Among stocks, Maruti Suzuki, Trent, Titan Company, Varun Beverages, Reliance Industries (RIL), Bajaj Finance, ICICI Bank, Larsen & Toubro (L&T), UltraTech Cement and Coforge are the 10 Indian stocks where Morgan Stanley remains overweight.
The transition
The Indian stock market, Morgan Stanley believes, is transitioning into one that will be driven by macros and stock-picking will likely lose importance.
India’s growth cycle is set to accelerate, wrote Ridham Desai, managing director and chief India equity strategist, Morgan Stanley in a coauthored report with Nayant Parekh.
This acceleration in growth, they said, is backed by the reflation effort of the Reserve Bank of India (RBI) and the government via rate cuts, cash reserve ratio (CRR) cut, bank deregulation and liquidity infusion, front loading of capex and a near Rs 1.5 trillion in GST rate cuts.

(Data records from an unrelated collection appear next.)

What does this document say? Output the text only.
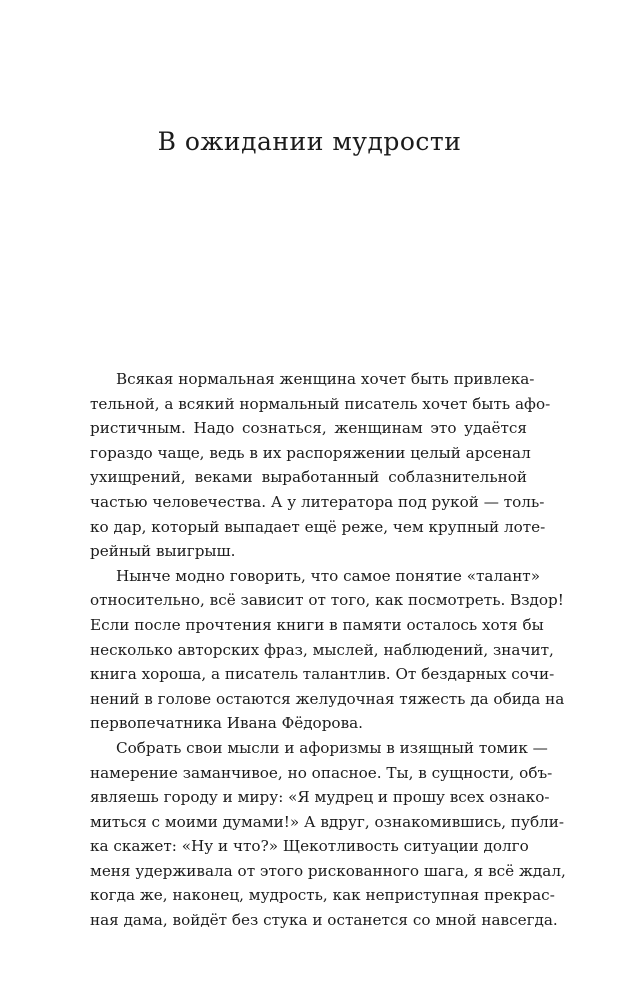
В ожидании мудрости

Всякая нормальная женщина хочет быть привлека-
тельной, а всякий нормальный писатель хочет быть афо-
ристичным. Надо сознаться, женщинам это удаётся
гораздо чаще, ведь в их распоряжении целый арсенал
ухищрений, веками выработанный соблазнительной
частью человечества. А у литератора под рукой — толь-
ко дар, который выпадает ещё реже, чем крупный лоте-
рейный выигрыш.

Нынче модно говорить, что самое понятие «талант»
относительно, всё зависит от того, как посмотреть. Вздор!
Если после прочтения книги в памяти осталось хотя бы
несколько авторских фраз, мыслей, наблюдений, значит,
книга хороша, а писатель талантлив. От бездарных сочи-
нений в голове остаются желудочная тяжесть да обида на
первопечатника Ивана Фёдорова.

Собрать свои мысли и афоризмы в изящный томик —
намерение заманчивое, но опасное. Ты, в сущности, объ-
являешь городу и миру: «Я мудрец и прошу всех ознако-
миться с моими думами!» А вдруг, ознакомившись, публи-
ка скажет: «Ну и что?» Щекотливость ситуации долго
меня удерживала от этого рискованного шага, я всё ждал,
когда же, наконец, мудрость, как неприступная прекрас-
ная дама, войдёт без стука и останется со мной навсегда.
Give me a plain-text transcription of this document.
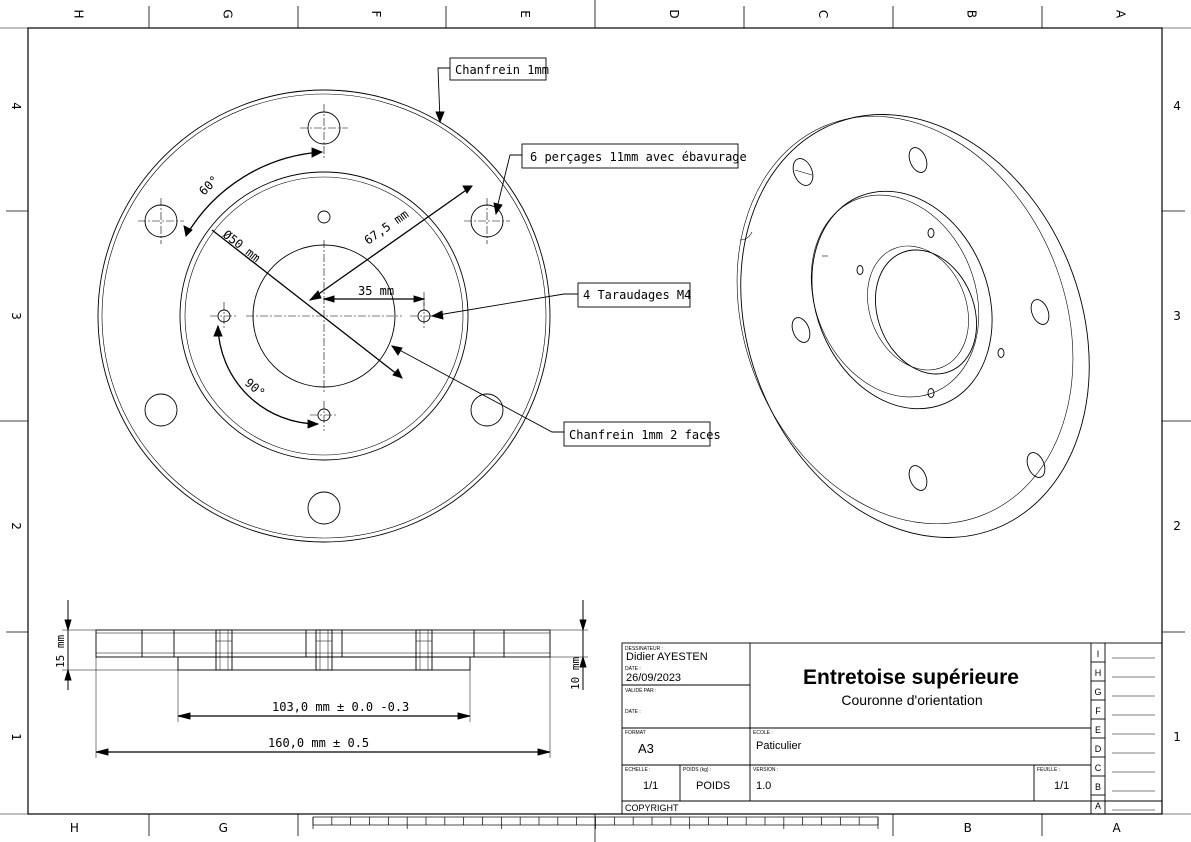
H	G	F	E	D	C	B	A
H	G	B	A
4
3
2
1
4
3
2
1
Chanfrein 1mm
6 perçages 11mm avec ébavurage
4 Taraudages M4
Chanfrein 1mm 2 faces
60°
90°
Ø50 mm	67,5 mm
35 mm
15 mm
10 mm
103,0 mm ± 0.0 -0.3
160,0 mm ± 0.5
DESSINATEUR :
Didier AYESTEN
DATE :
26/09/2023
VALIDÉ PAR :
DATE :
Entretoise supérieure
Couronne d'orientation
FORMAT
A3
ECOLE :
Paticulier
ECHELLE :
1/1
POIDS (kg) :
POIDS
VERSION :
1.0
FEUILLE :
1/1
COPYRIGHT
I
H
G
F
E
D
C
B
A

“The thawing of relations with China and China's anti-involution add to the mix. A likely India-US trade deal should further boost sentiment. Thus, India’s hawkish macro set-up post-Covid is now unwinding. Relative valuations have corrected and likely made a trough in October,” the report said.
The falling intensity of oil in India's gross domestic product (GDP), Morgan Stanley argues, and rising share of exports in GDP, especially services, and fiscal consolidation imply a lower saving imbalance. This, it said, will allow structurally lower real rates.
"At the same time, lower inflation volatility as a result of both supply-side and policy changes mean that volatility in interest rates and growth rates is likely falling in the coming years. High growth with low volatility and falling interest rates and low beta = higher price-earnings (P/E). This also supports the shift in household balance sheets towards equity," the report said.
Risks and triggers
The downside risks to their assumptions for the Indian economy and markets, Morgan Stanley said, arise from slowing global growth and worsening geopolitics.
Going ahead, Desai and Parekh expect 'positive' earnings revisions, rate cuts by the RBI in the coming quarter, privatization of public sector companies and lower US tariffs on India, which they believe will serve as the key catalysts for an uptick in the Indian economy and markets.
"Foreign portfolio investor (FPI) positioning remains near lows, but net FPI buying will need growth to recover and/or bull markets elsewhere to fade, plus a rise in corporate issuances. Downside risks arise from slowing global growth and worsening geopolitics," the report said.